Unfortunately, Goggles has to work as a client application, as Google needs as much of a fine-grained control of the camera as possible, such as the white balance.

Petrou said that Google was considering opening up Goggles to third-party applications, so that a stamp collector could upload an image of a stamp with annotation describing what it is. An open API may also be released, so that a picture could be taken of a foreign currency, and an app could be opened to automatically convert that bill's value into dollars.

Google also plans to fuse the camera with Goggles, so that augmented reality may be the future of visual search, Petrou said. "We'll use it where it's the right user interface," he said.

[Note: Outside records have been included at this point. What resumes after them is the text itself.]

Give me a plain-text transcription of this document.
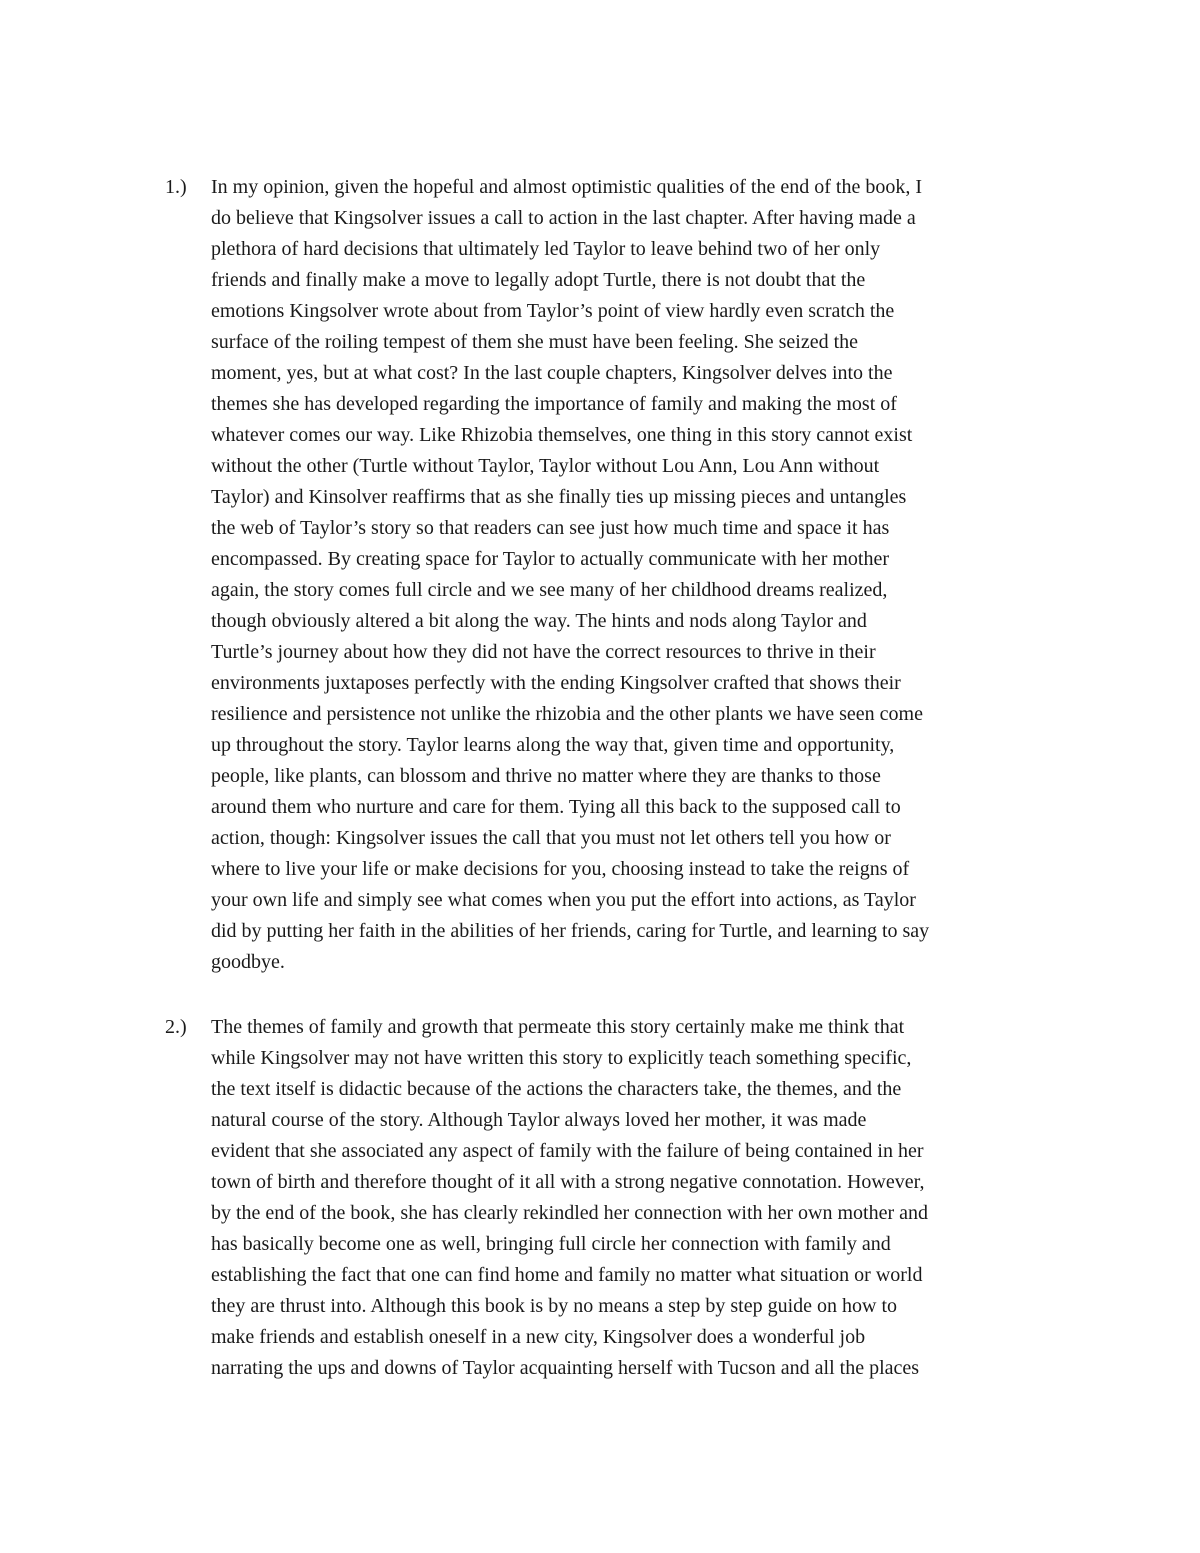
1.)	In my opinion, given the hopeful and almost optimistic qualities of the end of the book, I
do believe that Kingsolver issues a call to action in the last chapter. After having made a
plethora of hard decisions that ultimately led Taylor to leave behind two of her only
friends and finally make a move to legally adopt Turtle, there is not doubt that the
emotions Kingsolver wrote about from Taylor’s point of view hardly even scratch the
surface of the roiling tempest of them she must have been feeling. She seized the
moment, yes, but at what cost? In the last couple chapters, Kingsolver delves into the
themes she has developed regarding the importance of family and making the most of
whatever comes our way. Like Rhizobia themselves, one thing in this story cannot exist
without the other (Turtle without Taylor, Taylor without Lou Ann, Lou Ann without
Taylor) and Kinsolver reaffirms that as she finally ties up missing pieces and untangles
the web of Taylor’s story so that readers can see just how much time and space it has
encompassed. By creating space for Taylor to actually communicate with her mother
again, the story comes full circle and we see many of her childhood dreams realized,
though obviously altered a bit along the way. The hints and nods along Taylor and
Turtle’s journey about how they did not have the correct resources to thrive in their
environments juxtaposes perfectly with the ending Kingsolver crafted that shows their
resilience and persistence not unlike the rhizobia and the other plants we have seen come
up throughout the story. Taylor learns along the way that, given time and opportunity,
people, like plants, can blossom and thrive no matter where they are thanks to those
around them who nurture and care for them. Tying all this back to the supposed call to
action, though: Kingsolver issues the call that you must not let others tell you how or
where to live your life or make decisions for you, choosing instead to take the reigns of
your own life and simply see what comes when you put the effort into actions, as Taylor
did by putting her faith in the abilities of her friends, caring for Turtle, and learning to say
goodbye.
2.)	The themes of family and growth that permeate this story certainly make me think that
while Kingsolver may not have written this story to explicitly teach something specific,
the text itself is didactic because of the actions the characters take, the themes, and the
natural course of the story. Although Taylor always loved her mother, it was made
evident that she associated any aspect of family with the failure of being contained in her
town of birth and therefore thought of it all with a strong negative connotation. However,
by the end of the book, she has clearly rekindled her connection with her own mother and
has basically become one as well, bringing full circle her connection with family and
establishing the fact that one can find home and family no matter what situation or world
they are thrust into. Although this book is by no means a step by step guide on how to
make friends and establish oneself in a new city, Kingsolver does a wonderful job
narrating the ups and downs of Taylor acquainting herself with Tucson and all the places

Goggles does have the capability to recognize faces, although that functionality hasn't been implemented in the app as yet. That might change as more and more people begin uploading data to the Web: if 17 different images of your face appeared on the Web, a picture take of you with Google Goggles would rank "you" in the top ten results about half the time. If there were 50 results, your face would be ranked in the top 5 results abour half the time, he said

Facial Recognition along with Geo-tagging is also available in Picasa web albums. You can already find who is connected to someone in facebook when you search for the people. Once all these information would start working together then you can identify the person where they have been on holidays (based on Geo-tagging of photos) and when they have gone there. Who else in their friends/family had gone with them, etc.

In fact FBI/CIA/MI5 may make their own app to "report potential terrorists" where if you see any suspicious person you can open one of their apps and click the photo of some person and the secret service will quickly check if this person is potentially a problem.

Of course we are not discussing the privacy concerns yet but looks like Scary future to me.